140–142 Hospital Street is one of a group of houses dating from the 15th and 16th centuries at the end of Hospital Street, which include Churche's Mansion, number 116 and The Rookery (number 125). It is a timber-framed building with a predominantly rendered finish under a tiled roof. It has three bays to the main front face and two storeys with attics. An 18th-century extension on the east (left) side is in painted brick and faces onto a passageway; the rear of the building also dates from the 18th century. The upper storey overhangs to form a continuous jetty along the front façade. A common urban design, this was an unusual layout for a Nantwich mansion; other examples had a central hall with flanking wings as, for example, at Churche's Mansion, a few houses up the street. The Hospital Street face was originally close studded, that is, decorated with closely spaced upright timbers, as at the Crown Hotel on the High Street. The timbering was covered in the late 17th century, giving the building its current 17th-century appearance.

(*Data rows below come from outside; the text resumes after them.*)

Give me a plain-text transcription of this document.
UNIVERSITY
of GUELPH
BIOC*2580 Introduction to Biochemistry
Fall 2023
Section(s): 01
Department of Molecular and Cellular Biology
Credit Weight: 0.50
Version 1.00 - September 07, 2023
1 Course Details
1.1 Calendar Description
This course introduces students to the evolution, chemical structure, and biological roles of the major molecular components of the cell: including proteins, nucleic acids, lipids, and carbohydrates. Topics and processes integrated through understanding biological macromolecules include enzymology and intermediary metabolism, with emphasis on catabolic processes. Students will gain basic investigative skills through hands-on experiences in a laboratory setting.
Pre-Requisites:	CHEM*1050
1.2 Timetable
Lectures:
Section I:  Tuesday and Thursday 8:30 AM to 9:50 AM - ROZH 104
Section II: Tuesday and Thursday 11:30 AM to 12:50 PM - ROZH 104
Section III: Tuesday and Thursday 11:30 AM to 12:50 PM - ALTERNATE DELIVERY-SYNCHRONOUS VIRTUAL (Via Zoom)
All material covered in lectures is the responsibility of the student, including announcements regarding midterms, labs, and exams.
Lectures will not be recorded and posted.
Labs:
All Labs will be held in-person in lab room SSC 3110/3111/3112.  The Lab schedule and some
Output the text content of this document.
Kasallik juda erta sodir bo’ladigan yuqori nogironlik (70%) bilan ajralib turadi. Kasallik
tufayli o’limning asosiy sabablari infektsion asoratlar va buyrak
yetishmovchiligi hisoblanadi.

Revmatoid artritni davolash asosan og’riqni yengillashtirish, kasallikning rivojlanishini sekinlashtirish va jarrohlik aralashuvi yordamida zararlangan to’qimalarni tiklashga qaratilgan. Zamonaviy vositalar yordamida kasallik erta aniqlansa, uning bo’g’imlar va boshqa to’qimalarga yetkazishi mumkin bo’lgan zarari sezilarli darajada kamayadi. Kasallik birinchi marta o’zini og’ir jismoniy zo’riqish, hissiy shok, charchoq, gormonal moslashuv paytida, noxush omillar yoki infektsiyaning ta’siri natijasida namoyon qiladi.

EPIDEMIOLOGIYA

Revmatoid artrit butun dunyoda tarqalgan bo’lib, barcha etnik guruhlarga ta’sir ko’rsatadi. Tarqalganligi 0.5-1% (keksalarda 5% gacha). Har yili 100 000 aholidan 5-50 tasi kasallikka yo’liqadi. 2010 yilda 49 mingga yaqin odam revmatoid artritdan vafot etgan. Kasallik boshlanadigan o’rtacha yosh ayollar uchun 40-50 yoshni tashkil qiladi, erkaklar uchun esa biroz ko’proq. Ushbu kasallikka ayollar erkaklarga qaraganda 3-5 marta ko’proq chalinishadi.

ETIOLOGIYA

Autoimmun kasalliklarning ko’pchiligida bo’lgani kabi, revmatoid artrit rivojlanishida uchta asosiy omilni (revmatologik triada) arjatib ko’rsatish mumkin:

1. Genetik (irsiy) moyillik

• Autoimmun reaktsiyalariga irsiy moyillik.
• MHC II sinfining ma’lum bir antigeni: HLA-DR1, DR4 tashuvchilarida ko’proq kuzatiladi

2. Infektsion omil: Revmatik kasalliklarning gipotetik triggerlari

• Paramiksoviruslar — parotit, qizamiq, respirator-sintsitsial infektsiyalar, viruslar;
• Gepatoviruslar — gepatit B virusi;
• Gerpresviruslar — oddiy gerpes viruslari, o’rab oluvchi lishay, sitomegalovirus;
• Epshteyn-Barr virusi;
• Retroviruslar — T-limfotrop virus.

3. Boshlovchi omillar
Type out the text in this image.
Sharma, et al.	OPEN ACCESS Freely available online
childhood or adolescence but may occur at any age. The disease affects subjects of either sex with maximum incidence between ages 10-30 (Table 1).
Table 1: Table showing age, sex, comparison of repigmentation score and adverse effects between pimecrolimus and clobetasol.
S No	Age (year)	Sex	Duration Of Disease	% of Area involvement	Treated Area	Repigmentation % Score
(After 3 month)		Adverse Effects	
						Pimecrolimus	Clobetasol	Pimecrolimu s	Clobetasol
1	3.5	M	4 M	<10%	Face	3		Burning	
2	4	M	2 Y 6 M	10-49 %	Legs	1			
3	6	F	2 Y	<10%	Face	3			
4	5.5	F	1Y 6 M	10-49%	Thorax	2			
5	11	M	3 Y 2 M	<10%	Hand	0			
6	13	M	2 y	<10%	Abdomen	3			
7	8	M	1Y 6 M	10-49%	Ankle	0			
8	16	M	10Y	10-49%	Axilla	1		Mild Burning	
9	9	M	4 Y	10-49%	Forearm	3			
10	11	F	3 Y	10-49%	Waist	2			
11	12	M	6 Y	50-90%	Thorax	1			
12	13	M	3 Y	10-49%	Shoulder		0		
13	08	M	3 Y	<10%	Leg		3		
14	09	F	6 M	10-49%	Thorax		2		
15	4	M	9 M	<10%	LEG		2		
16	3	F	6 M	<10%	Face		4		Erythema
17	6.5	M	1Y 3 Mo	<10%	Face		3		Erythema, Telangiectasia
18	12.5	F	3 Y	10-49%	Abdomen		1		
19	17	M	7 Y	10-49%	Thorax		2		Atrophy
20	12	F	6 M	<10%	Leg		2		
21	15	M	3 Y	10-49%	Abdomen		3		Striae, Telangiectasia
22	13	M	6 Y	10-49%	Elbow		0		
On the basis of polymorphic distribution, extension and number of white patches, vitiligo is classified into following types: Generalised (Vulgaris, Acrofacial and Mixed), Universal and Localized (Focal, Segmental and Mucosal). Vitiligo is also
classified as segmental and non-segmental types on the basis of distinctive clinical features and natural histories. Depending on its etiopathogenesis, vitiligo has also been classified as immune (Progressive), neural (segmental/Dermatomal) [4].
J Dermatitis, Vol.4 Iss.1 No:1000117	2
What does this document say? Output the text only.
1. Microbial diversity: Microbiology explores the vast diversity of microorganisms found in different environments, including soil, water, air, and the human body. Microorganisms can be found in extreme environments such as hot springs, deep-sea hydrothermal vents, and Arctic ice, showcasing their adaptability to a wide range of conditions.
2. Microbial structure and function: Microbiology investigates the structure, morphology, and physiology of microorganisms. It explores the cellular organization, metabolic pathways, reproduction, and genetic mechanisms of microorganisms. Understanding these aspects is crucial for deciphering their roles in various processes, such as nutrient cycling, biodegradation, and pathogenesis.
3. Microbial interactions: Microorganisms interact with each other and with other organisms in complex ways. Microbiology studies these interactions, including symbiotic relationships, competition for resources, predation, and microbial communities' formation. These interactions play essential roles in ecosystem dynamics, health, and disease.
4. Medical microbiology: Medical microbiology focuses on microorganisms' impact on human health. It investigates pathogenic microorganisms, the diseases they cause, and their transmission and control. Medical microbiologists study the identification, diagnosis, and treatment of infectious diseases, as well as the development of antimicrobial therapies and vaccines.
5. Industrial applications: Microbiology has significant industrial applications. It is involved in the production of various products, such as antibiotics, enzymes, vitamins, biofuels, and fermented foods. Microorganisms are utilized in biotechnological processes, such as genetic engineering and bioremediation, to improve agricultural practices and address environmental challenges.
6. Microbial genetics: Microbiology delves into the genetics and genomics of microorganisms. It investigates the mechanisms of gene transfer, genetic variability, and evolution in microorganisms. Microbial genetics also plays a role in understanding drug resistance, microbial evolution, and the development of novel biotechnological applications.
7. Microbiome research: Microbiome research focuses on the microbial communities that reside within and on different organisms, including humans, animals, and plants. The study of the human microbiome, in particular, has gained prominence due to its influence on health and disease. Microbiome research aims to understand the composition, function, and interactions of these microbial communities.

The main entrance, in the Gothic style, dates from the late 18th century. Stone steps lead to the door, which is headed by an ogee-arched moulding, with paired quatrefoil decorations above surmounted by a cornice. Nikolaus Pevsner describes the entrance as "pretty". This entrance is flanked by 17th-century casement windows; there are three casement windows on the first floor and three gabled dormer windows with casements, dating from the late 17th century. All the casements have a lattice of small panes, headed by a circular pattern. The three first-floor casements contain old stained glass displaying the Crewe and Mainwaring coats of arms. The main section of the house also has four sash windows to the ground floor, dating from the late 18th century.
The 18th-century east bay has another Gothic-style entrance on the east face, which duplicates the main entrance. It has sash windows to the ground and first floors, on both the Hospital Street and east faces.